Dear Norman,
Thank you for sharing your plan. It enlights me on the big picture. I agree, it does not have to be bound in usage with the 'depot_download_manager'. My motivation was to ensure that a depot clean-up task would not interfere with others. Likely this would be part of an automated process for us. We can manage it out of the 'depot_download_manager' picture.
Would that configuration interface satisfy your needs?
Yes! The proposed configuration scheme fits our needs and yours, I assume, for using it interactively in Sculpt.
For the directory traversal and file operations, it may be useful to take the implementation of the depot_query and fs_tool components as inspiration.
Thanks for pointing those out. It will be helpful!

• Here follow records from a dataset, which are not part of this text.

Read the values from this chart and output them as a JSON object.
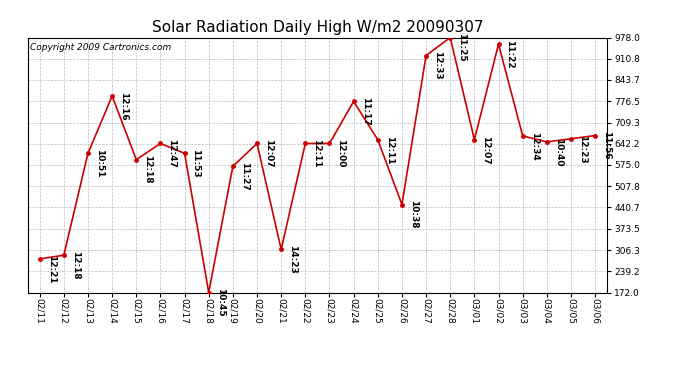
{
  "title": "Solar Radiation Daily High W/m2 20090307",
  "copyright": "Copyright 2009 Cartronics.com",
  "dates": [
    "02/11",
    "02/12",
    "02/13",
    "02/14",
    "02/15",
    "02/16",
    "02/17",
    "02/18",
    "02/19",
    "02/20",
    "02/21",
    "02/22",
    "02/23",
    "02/24",
    "02/25",
    "02/26",
    "02/27",
    "02/28",
    "03/01",
    "03/02",
    "03/03",
    "03/04",
    "03/05",
    "03/06"
  ],
  "values": [
    278,
    290,
    612,
    793,
    592,
    643,
    612,
    172,
    571,
    643,
    308,
    643,
    643,
    776,
    655,
    450,
    921,
    978,
    655,
    957,
    667,
    648,
    658,
    668
  ],
  "labels": [
    "12:21",
    "12:18",
    "10:51",
    "12:16",
    "12:18",
    "12:47",
    "11:53",
    "10:45",
    "11:27",
    "12:07",
    "14:23",
    "12:11",
    "12:00",
    "11:17",
    "12:11",
    "10:38",
    "12:33",
    "11:25",
    "12:07",
    "11:22",
    "12:34",
    "10:40",
    "12:23",
    "11:56"
  ],
  "line_color": "#cc0000",
  "marker_color": "#cc0000",
  "bg_color": "#ffffff",
  "plot_bg_color": "#ffffff",
  "grid_color": "#bbbbbb",
  "title_fontsize": 11,
  "label_fontsize": 6.5,
  "tick_fontsize": 6.5,
  "copyright_fontsize": 6.5,
  "ylim": [
    172.0,
    978.0
  ],
  "yticks": [
    172.0,
    239.2,
    306.3,
    373.5,
    440.7,
    507.8,
    575.0,
    642.2,
    709.3,
    776.5,
    843.7,
    910.8,
    978.0
  ]
}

There is one open question, though: A pkg archive file can refer to other pkgs, which are implicitly installed.
The way I envision the implementation is as follows:
1. It creates a graph representing the depot state by traversing it. The graph is implemented with a dictionary. Each node uses as a key a 'Depot::Archive::Path' and as a value a list of 'Depot::Archive::Path' that are dependencies neighbours. Graph nodes can be of any archive type.
2. First, it goes through the packages. As you said, it registers dependencies. It also creates nodes for any dependencies archive pointing to their referenced 'pkgs'. Thus, this creates loops in the graph between dependencies.
3. It iterates over its config and performs the required actions.
4. When a package is deleted, it traverses the neighbour dependencies list. Colours them for deletion, and remove the package reference. If a node has an empty list of neighbours, it can be deleted safely, as it isn't in use any more.
It would be nice to include such implicitly installed pkgs in the garbage connection.
When a package depends on another package, it will be coloured for deletion as any other dependency.
However, there is a pitfall. If a package has another 'pkg' in its dependencies, it is unclear if it is here because it is present in the 'archives' list or because it is a dependency itself.
This can be solved by comparing the node neighbours list with the 'pkg/<name>/archives'. If it matches, the current 'pkg' node can be coloured for deletion. Otherwise, it means that this 'pkg' is also a dependency of another 'pkg'. Thus it is not coloured for deletion.
This way, I believe there is no need for persistent annotation of 'pkg' dependencies by the 'depot_download_manager'. I am concerned by the performance of such an algorithm and would have to finish a first implementation for certainty. As the dictionary is implemented with an AVL, it should perform in a reasonable time.
Do you think that the rough plan above is sensible?
It looks good to me. I will proceed in this direction.
Cheers, Alice